Thursday, January 21, 2016

Taste is in more than the mouth!

Did you know that we have taste and temperature receptors not only in our mouth and nose, but also all the way down the gut, from throat to end? 

We do, and their functions in digestion and metabolism are slowly coming to light. For example, bitter compounds can be toxic, so we start out life not liking bitter, and we refuse bitter foods—that’s the effect of the taste receptors in the mouth. 

Does the GI tract use the same bitter receptors to help reject food? Does the gut tell us “Stop eating!” when we consume something bitter?

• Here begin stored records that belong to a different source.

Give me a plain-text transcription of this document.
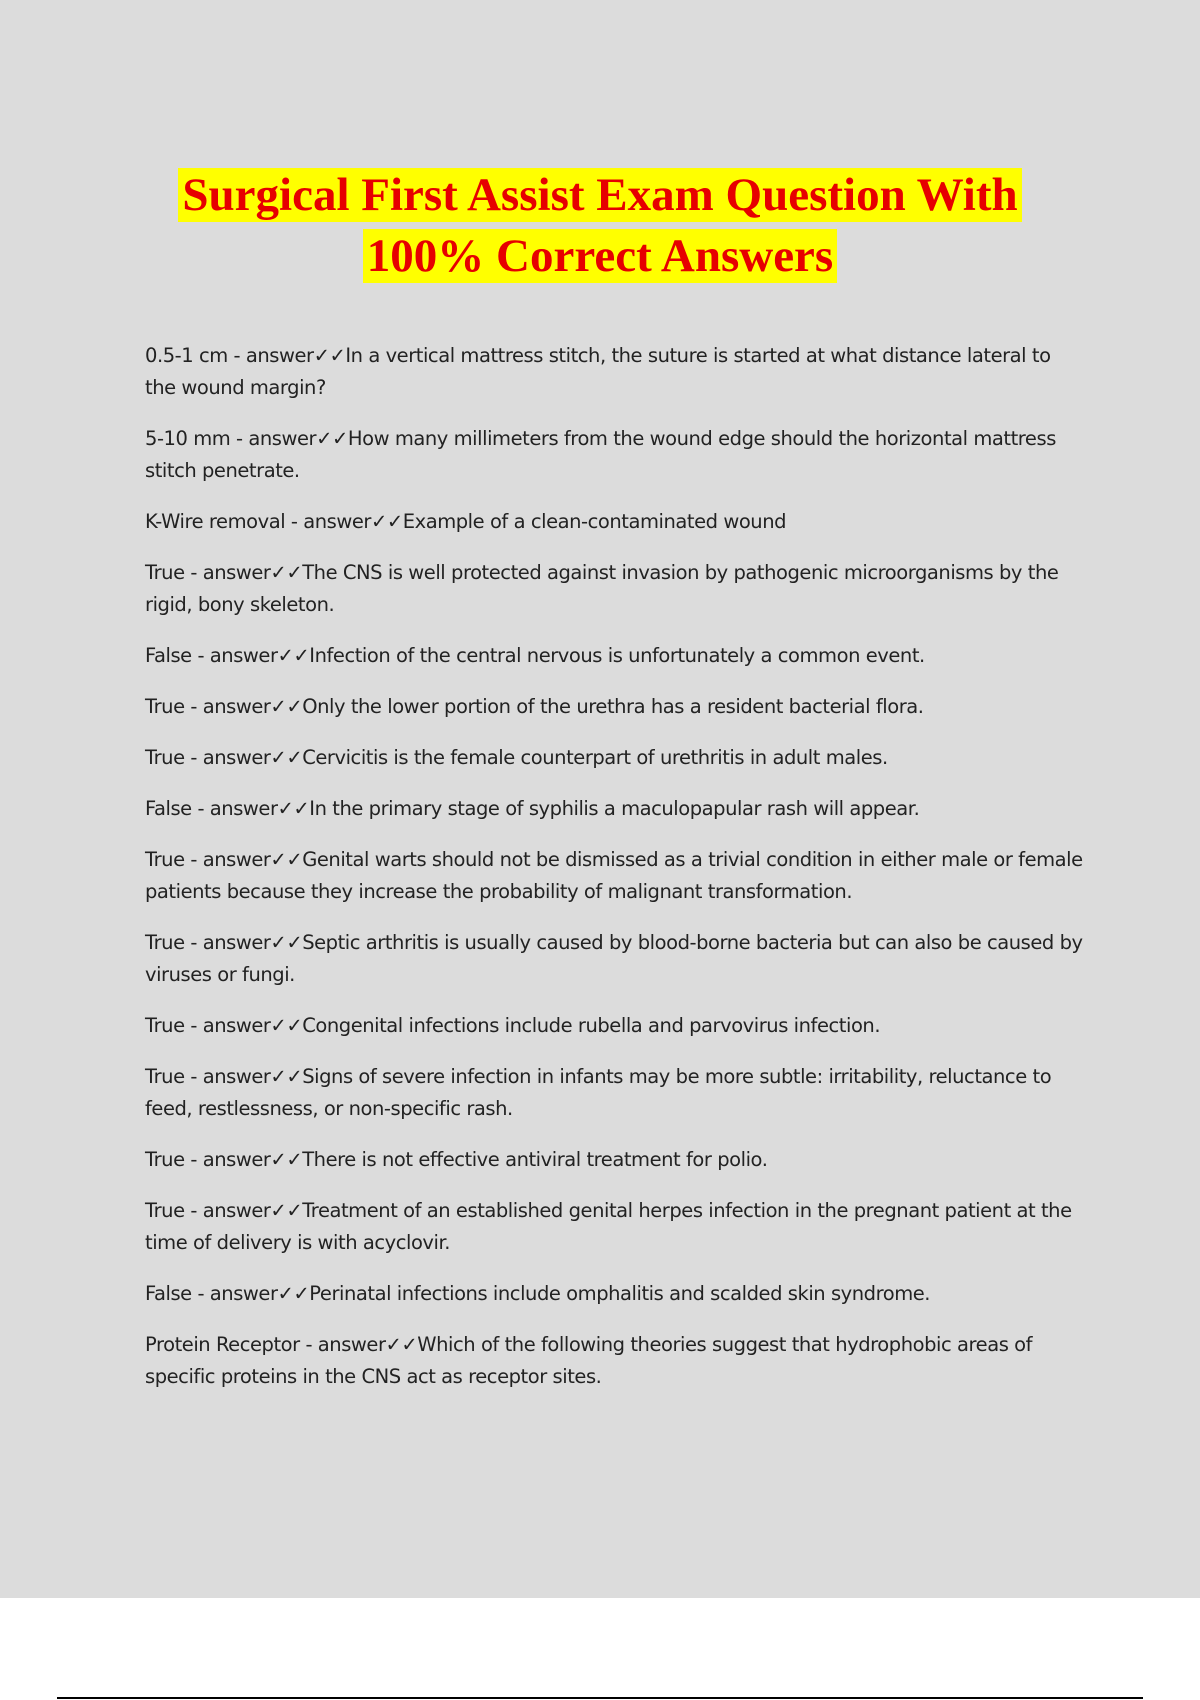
Surgical First Assist Exam Question With
100% Correct Answers
0.5-1 cm - answer✓✓In a vertical mattress stitch, the suture is started at what distance lateral to the wound margin?
5-10 mm - answer✓✓How many millimeters from the wound edge should the horizontal mattress stitch penetrate.
K-Wire removal - answer✓✓Example of a clean-contaminated wound
True - answer✓✓The CNS is well protected against invasion by pathogenic microorganisms by the rigid, bony skeleton.
False - answer✓✓Infection of the central nervous is unfortunately a common event.
True - answer✓✓Only the lower portion of the urethra has a resident bacterial flora.
True - answer✓✓Cervicitis is the female counterpart of urethritis in adult males.
False - answer✓✓In the primary stage of syphilis a maculopapular rash will appear.
True - answer✓✓Genital warts should not be dismissed as a trivial condition in either male or female patients because they increase the probability of malignant transformation.
True - answer✓✓Septic arthritis is usually caused by blood-borne bacteria but can also be caused by viruses or fungi.
True - answer✓✓Congenital infections include rubella and parvovirus infection.
True - answer✓✓Signs of severe infection in infants may be more subtle: irritability, reluctance to feed, restlessness, or non-specific rash.
True - answer✓✓There is not effective antiviral treatment for polio.
True - answer✓✓Treatment of an established genital herpes infection in the pregnant patient at the time of delivery is with acyclovir.
False - answer✓✓Perinatal infections include omphalitis and scalded skin syndrome.
Protein Receptor - answer✓✓Which of the following theories suggest that hydrophobic areas of specific proteins in the CNS act as receptor sites.
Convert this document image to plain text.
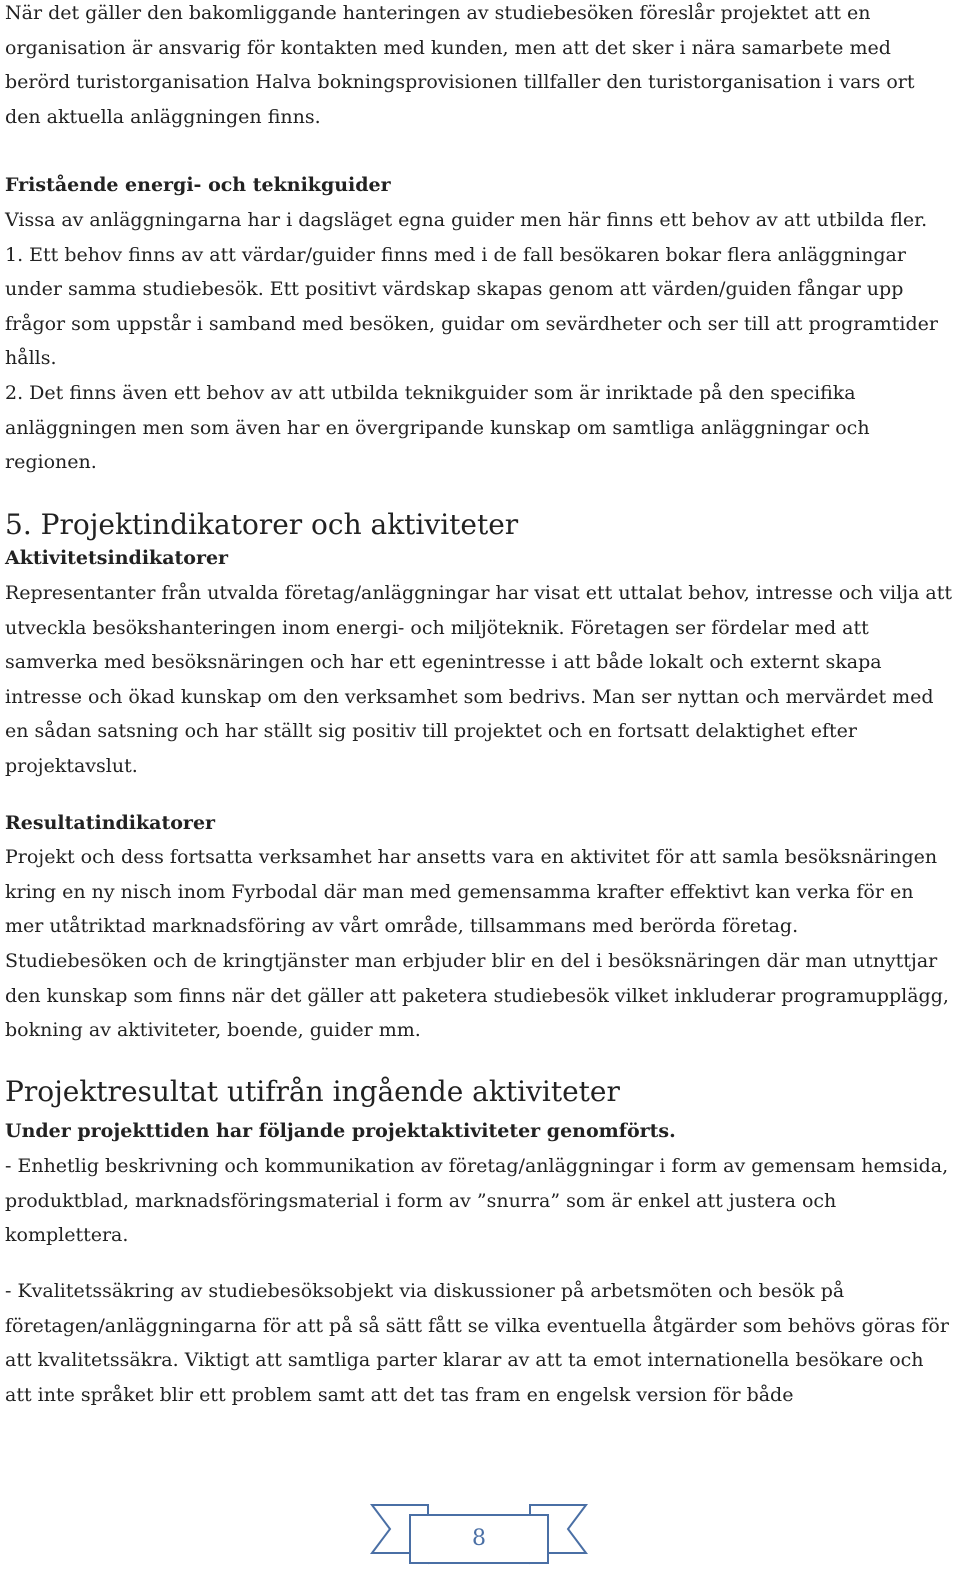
När det gäller den bakomliggande hanteringen av studiebesöken föreslår projektet att en organisation är ansvarig för kontakten med kunden, men att det sker i nära samarbete med berörd turistorganisation Halva bokningsprovisionen tillfaller den turistorganisation i vars ort den aktuella anläggningen finns.

Fristående energi- och teknikguider

Vissa av anläggningarna har i dagsläget egna guider men här finns ett behov av att utbilda fler.

1. Ett behov finns av att värdar/guider finns med i de fall besökaren bokar flera anläggningar under samma studiebesök. Ett positivt värdskap skapas genom att värden/guiden fångar upp frågor som uppstår i samband med besöken, guidar om sevärdheter och ser till att programtider hålls.

2. Det finns även ett behov av att utbilda teknikguider som är inriktade på den specifika anläggningen men som även har en övergripande kunskap om samtliga anläggningar och regionen.

5. Projektindikatorer och aktiviteter
Aktivitetsindikatorer

Representanter från utvalda företag/anläggningar har visat ett uttalat behov, intresse och vilja att utveckla besökshanteringen inom energi- och miljöteknik. Företagen ser fördelar med att samverka med besöksnäringen och har ett egenintresse i att både lokalt och externt skapa intresse och ökad kunskap om den verksamhet som bedrivs. Man ser nyttan och mervärdet med en sådan satsning och har ställt sig positiv till projektet och en fortsatt delaktighet efter projektavslut.

Resultatindikatorer

Projekt och dess fortsatta verksamhet har ansetts vara en aktivitet för att samla besöksnäringen kring en ny nisch inom Fyrbodal där man med gemensamma krafter effektivt kan verka för en mer utåtriktad marknadsföring av vårt område, tillsammans med berörda företag.

Studiebesöken och de kringtjänster man erbjuder blir en del i besöksnäringen där man utnyttjar den kunskap som finns när det gäller att paketera studiebesök vilket inkluderar programupplägg, bokning av aktiviteter, boende, guider mm.

Projektresultat utifrån ingående aktiviteter
Under projekttiden har följande projektaktiviteter genomförts.

- Enhetlig beskrivning och kommunikation av företag/anläggningar i form av gemensam hemsida, produktblad, marknadsföringsmaterial i form av ”snurra” som är enkel att justera och komplettera.

- Kvalitetssäkring av studiebesöksobjekt via diskussioner på arbetsmöten och besök på företagen/anläggningarna för att på så sätt fått se vilka eventuella åtgärder som behövs göras för att kvalitetssäkra. Viktigt att samtliga parter klarar av att ta emot internationella besökare och att inte språket blir ett problem samt att det tas fram en engelsk version för både

8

Here is where green tea comes in. Green tea has bitter compounds, catechins, that make their way to bitter receptors lining the gut, the same receptors as in the mouth. In an elegant study, Won-Young Song and colleagues looked at the effects of catechins, and in particular (−)-epigallocatechin-3-gallate (EGCG) on hormone secretion in tissue-cultured gut cells and in mouse intestines.*

The result: EGCG induced the secretion of not one, not two, but three different hormones that are known to decrease appetite. Contrast this effect with, say, carbohydrates, which only induce the secretion of one or two of these hormones.

Does this mean that if you drink green tea you will lose your appetite?


(−)-Epigallocatechin-3-gallate, from Wikipedia 

Not necessarily — don’t go downing green tea by the gallon to get skinny. There’s a whole lot more to appetite than secretion of these hormones.

Furthermore, for many of you (as many as 50% of people apparently), EGCG isn’t all that bitter—whether this is due to this gene or different gene isn't known (there are at least two other bitter taste receptors that are activated by EGCG, and which may have a similar action in the gut. So if green tea doesn't seem very bitter to you it may mean that genetically you have receptors for EGCG that don’t work, either in the mouth or the gut. If so, you probably won’t have this hormonal response.  

And of course we must always give this caveat, namely humans may not have the same responses as mice or tissue culture cells... 

...as the saying goes, more research is needed!

* Won-Young Song et al. (−)-Epigallocatechin-3-gallate induces secretion of anorexigenic gut hormones.J Clin Biochem Nutr. 2015 Sep; 57(2): 164–169. Note: this article is freely available on the web.